We had one woman who was pulled over and charged with driving with a suspended license, failure to register and no proof of insurance. She was ticketed and assessed fines of $1,700. She couldn't pay that; she's a mother of three living in Section 8 housing. She didn't go to court, a warrant was issued for her failure to appear and a few months later she got into a car accident that wasn't her fault.

They saw that she had a warrant, and held her for two weeks and then took her in front of a judge. She told them I can't pay this money, so they reduced it to $700. For her, that might as well have been $700,000. What ended up happening was her mom borrowed against her life insurance policy and her sister gave her half her bi-weekly paycheck.

That was two weeks in jail for unpaid traffic tickets. And what the court learned from that, is that, if they send people to jail, they'll probably make money.

SK: Why does this system persist? Is it about generating revenue for the city, or something else?

TH: It's been in place for a long time, and I don't think it gets questioned. The most charitable reading is that the courts don't know the impact they're having on peoples' lives. For people like me this system works. If I got a traffic ticket I would pay $100 to a lawyer to represent me. I would get my speeding ticket turned into an excessive vehicle noise charge, pay a fine, the lawyer would get paid and the municipality too. It's the easiest transaction. But if you're poor, that system hurts you in ways they don't seem to have considered.

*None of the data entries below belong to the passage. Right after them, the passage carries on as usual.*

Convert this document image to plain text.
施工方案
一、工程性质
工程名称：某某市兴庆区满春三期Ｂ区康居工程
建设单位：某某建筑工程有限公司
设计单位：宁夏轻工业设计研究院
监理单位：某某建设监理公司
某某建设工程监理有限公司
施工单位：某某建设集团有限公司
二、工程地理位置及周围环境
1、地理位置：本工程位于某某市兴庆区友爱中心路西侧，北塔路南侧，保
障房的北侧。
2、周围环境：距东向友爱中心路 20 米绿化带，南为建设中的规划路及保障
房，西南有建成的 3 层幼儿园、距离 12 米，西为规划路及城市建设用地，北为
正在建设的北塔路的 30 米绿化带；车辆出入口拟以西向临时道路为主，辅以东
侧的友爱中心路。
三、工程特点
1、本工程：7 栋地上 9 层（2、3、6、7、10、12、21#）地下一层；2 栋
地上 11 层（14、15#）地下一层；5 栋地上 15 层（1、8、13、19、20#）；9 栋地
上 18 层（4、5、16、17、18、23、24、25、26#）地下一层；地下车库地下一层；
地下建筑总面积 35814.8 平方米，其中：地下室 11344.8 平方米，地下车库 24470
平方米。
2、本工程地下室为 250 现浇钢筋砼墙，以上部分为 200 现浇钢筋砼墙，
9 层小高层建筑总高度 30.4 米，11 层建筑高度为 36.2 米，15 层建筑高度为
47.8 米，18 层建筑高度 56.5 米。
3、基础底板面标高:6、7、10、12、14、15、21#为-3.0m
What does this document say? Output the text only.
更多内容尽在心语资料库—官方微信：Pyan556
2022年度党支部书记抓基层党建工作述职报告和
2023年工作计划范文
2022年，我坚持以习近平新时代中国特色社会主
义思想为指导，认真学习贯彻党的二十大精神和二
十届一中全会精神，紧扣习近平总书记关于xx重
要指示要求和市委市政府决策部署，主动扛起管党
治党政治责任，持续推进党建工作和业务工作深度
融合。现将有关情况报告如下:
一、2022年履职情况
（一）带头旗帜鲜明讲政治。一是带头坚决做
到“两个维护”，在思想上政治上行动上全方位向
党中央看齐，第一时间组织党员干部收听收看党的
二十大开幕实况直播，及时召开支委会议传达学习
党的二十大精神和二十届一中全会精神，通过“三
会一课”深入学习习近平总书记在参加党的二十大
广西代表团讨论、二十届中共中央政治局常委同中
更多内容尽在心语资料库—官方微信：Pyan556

And if you look at Ferguson and Florissant, between those two municipalities they expect to net $4 million from these fines annually. That's no small amount for towns of 25,000 and 50,000. It's become a line in the budget and they're relying on it. That's the real crux of things. The courts are supposed to be the place where you administer justice, not rely on for revenue. That sense has been lost at some level in the community.